An attack that killed six Chadian soldiers at a border post with the Central African Republic will be jointly investigated by the two countries, after a high-level meeting Tuesday appeared to ease tensions.

Chad has blamed the CAR army for the attack, and says five of the soldiers were abducted then executed in the incident on Sunday, which it labelled a “war crime” that would “not go unpunished”. 

CAR had put the blame on rebels it said its soldiers had been pursuing.

At the meeting between the two states’ foreign ministers, “the CAR side, after expressing surprise at the attack, firmly condemned it and expressed its profound sympathy to the government and people of Chad”, a joint statement released afterwards said. 

The two parties “underlined the urgency of clarifying the circumstances in which this attack took place” and agreed to set up an independent international commission of inquiry.

The two sides also agreed to work together to strengthen security along the border. 

Earlier the mood was more tense, with Chadian government spokesman Abderaman Koulamallah telling AFP that the attacks were premeditated and that the Central African authorities must “accept and admit their errors”.
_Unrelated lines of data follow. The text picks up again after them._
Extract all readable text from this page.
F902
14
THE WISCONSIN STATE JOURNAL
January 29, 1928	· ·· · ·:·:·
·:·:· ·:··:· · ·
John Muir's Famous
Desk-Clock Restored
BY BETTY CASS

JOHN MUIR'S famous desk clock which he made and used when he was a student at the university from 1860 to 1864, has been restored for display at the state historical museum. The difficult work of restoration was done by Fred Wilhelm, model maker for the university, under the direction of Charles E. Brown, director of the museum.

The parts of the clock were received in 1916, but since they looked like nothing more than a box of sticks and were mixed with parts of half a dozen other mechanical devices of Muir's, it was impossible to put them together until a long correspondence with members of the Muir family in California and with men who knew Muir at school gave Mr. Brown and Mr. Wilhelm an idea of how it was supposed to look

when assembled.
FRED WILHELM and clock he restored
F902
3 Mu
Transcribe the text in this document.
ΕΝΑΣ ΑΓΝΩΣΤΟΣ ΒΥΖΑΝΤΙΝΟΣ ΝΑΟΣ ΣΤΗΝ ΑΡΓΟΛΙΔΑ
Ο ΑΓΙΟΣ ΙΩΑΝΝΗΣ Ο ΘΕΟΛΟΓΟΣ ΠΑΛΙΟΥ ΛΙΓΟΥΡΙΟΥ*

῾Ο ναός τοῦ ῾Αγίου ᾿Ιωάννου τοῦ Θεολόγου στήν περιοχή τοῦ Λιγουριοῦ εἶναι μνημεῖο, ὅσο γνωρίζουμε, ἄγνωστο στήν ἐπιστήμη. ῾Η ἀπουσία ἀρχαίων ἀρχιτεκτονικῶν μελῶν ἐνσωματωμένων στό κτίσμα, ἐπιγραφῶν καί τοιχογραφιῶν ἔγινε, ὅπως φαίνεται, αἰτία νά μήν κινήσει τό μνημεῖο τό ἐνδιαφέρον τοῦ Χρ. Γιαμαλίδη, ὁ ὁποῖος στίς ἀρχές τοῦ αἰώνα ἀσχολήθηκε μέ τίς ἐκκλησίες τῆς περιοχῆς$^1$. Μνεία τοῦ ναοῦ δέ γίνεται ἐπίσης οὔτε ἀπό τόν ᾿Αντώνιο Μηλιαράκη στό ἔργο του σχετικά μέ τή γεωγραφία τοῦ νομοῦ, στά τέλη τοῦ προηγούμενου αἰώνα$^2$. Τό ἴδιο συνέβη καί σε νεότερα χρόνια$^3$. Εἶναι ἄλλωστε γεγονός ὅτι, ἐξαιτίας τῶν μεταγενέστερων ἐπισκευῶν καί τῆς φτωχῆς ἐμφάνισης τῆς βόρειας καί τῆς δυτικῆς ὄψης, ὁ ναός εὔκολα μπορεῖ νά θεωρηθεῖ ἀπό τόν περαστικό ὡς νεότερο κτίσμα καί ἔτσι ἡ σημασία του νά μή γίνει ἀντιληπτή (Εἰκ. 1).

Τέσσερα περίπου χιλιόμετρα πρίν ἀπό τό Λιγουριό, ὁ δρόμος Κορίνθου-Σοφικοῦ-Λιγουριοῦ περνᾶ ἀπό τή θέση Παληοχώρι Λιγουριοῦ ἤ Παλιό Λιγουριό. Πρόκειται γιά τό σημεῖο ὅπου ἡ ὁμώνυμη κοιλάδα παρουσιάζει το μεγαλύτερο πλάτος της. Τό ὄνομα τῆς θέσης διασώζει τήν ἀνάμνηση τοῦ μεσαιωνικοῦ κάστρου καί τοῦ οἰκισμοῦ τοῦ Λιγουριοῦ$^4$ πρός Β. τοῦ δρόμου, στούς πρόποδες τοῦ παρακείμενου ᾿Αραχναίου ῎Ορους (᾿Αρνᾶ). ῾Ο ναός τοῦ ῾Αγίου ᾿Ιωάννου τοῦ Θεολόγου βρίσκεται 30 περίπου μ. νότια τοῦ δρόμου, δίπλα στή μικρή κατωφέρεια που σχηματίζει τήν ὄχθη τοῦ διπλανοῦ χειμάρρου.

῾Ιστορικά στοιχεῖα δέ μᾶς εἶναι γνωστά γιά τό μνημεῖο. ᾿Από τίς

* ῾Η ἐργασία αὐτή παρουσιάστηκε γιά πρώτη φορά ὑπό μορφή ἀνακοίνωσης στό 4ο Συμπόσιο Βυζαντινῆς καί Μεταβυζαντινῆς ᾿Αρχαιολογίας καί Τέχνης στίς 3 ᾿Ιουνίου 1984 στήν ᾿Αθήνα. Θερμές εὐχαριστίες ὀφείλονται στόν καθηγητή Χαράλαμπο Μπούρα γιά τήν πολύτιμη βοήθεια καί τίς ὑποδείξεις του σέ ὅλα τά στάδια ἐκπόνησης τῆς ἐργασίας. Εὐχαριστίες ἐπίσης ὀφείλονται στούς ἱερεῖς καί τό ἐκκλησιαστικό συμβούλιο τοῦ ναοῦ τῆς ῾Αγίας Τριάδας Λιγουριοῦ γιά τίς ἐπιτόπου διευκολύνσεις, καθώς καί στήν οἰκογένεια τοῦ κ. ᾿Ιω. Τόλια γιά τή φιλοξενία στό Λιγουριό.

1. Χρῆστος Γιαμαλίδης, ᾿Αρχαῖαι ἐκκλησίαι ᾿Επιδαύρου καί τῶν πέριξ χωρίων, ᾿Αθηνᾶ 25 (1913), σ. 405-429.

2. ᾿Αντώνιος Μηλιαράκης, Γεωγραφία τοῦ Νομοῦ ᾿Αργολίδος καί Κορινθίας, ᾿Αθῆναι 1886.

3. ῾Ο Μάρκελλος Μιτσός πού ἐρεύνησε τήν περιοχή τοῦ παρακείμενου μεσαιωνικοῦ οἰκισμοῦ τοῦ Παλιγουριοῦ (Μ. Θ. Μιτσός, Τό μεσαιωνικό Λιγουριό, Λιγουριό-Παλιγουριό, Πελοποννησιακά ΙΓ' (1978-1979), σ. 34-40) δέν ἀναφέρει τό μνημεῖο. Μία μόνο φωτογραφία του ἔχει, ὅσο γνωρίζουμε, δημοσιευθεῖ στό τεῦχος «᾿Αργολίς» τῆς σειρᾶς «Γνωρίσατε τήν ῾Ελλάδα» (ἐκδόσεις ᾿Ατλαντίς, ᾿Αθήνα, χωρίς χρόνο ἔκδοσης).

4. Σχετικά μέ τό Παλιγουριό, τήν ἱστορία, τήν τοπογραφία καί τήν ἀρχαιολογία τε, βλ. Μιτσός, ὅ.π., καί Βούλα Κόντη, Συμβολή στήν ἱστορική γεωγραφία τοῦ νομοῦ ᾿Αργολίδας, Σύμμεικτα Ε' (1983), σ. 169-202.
He had said Chad would press for an international investigation, adding: “depending on what these emissaries tell us, we will see what we can do”.

The three CAR ministers carried a letter from President Faustin Archange Touadera, spokesman of the CAR presidency Albert Yaloke Mokpeme told AFP.

The team are due to meet Chad’s junta leader, Mahamat Idriss Deby, on Wednesday.

The incident has placed the spotlight on the occasionally fraught relations between Chad — ruled by a junta that took power just six weeks ago — and the CAR, an unstable country battling powerful armed groups.

CAR regularly accuses its northern neighbour of supporting armed rebel groups from inside Chad.